To Paraphrase a Scene from Garden State:
"There's a point where your house is no longer your home. Eventually you have to create a new home with your new family. I'm homesick for a place that doesn't exist."
It's so bizarre, but this is exactly what I was explaining to someone very recently. The transition between the place you grew up being home and the place you grew up not being home is so quick that you do a double take. Last summer I didn't go home to live. And the summer before that it seemed like I was just home to visit. Just to visit the place that I lived for 13 years of my life. Most people end up getting a call from their parents that goes like this:
parent: "Hey there."
kid: "Hey."
parent: "You know how you don't really live at home anymore?"
kid: "Um....yeah?"
parent: "Well, we're turning your room into the new gym/office/champagne room."
kid: "Um...ok?"
Though my conversation with my dad went a little bit differently. He called me about a week ago and the voice message went something like this:
dad: "Hey grant. Hope you're doing well. Grandpa has advanced lung cancer and won't be alive for much longer, so I've started moving things out of your room so he can stay there since he probably won't last much longer."

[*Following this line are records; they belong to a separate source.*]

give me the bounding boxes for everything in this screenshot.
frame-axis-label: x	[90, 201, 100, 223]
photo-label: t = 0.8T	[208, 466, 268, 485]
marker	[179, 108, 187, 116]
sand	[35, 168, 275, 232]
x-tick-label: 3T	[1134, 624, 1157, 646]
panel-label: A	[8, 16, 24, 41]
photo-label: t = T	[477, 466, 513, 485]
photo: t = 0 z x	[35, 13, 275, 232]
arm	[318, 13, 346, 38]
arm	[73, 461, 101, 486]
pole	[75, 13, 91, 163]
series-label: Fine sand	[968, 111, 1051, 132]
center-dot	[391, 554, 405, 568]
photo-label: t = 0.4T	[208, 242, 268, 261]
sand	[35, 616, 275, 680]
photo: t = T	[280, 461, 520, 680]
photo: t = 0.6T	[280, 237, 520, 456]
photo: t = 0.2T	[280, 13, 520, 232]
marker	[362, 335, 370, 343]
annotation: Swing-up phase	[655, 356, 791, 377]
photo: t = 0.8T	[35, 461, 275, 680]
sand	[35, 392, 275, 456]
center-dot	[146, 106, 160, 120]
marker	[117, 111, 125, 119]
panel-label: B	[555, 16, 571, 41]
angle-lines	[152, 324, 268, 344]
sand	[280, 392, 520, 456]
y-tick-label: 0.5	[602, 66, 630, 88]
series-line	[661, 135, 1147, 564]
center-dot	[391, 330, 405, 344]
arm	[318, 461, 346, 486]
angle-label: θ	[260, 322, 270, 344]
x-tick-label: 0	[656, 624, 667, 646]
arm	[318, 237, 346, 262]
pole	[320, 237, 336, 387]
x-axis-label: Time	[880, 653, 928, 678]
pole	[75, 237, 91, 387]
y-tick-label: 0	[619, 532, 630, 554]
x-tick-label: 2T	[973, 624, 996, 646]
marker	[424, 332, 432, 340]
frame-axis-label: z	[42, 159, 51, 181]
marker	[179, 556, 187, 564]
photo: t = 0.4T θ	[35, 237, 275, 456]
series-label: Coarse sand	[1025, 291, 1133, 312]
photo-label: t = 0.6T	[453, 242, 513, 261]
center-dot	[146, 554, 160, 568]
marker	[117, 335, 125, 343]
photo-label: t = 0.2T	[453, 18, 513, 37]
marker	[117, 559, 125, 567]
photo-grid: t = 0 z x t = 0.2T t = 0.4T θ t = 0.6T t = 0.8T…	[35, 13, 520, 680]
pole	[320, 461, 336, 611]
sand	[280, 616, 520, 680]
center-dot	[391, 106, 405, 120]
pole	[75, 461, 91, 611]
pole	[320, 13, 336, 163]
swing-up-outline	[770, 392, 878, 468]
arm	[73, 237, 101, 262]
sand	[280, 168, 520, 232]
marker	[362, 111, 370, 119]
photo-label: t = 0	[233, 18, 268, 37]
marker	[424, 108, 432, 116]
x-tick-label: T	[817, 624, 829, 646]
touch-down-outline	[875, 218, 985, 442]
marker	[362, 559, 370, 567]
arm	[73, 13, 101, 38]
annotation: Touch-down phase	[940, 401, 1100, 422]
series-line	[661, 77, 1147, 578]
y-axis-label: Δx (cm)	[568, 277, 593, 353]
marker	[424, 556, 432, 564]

Wee! I guess your room, even if your house is no longer your home, is still your room. It has your stuff in it. Your secrets. And then it doesn't one day.
So here I am, "homeless" until some day I create a new home. And oddly enough, create a new family. You never think when you're a kid that one day you'll have a "new family," but I guess that's how you could think of it. Anyway.
Countdown to surgery #2: T-minus 3 days, 11 hours, 20 minutes, 32 seconds.
Oh, and Garden State was excellent. Very much so. See it.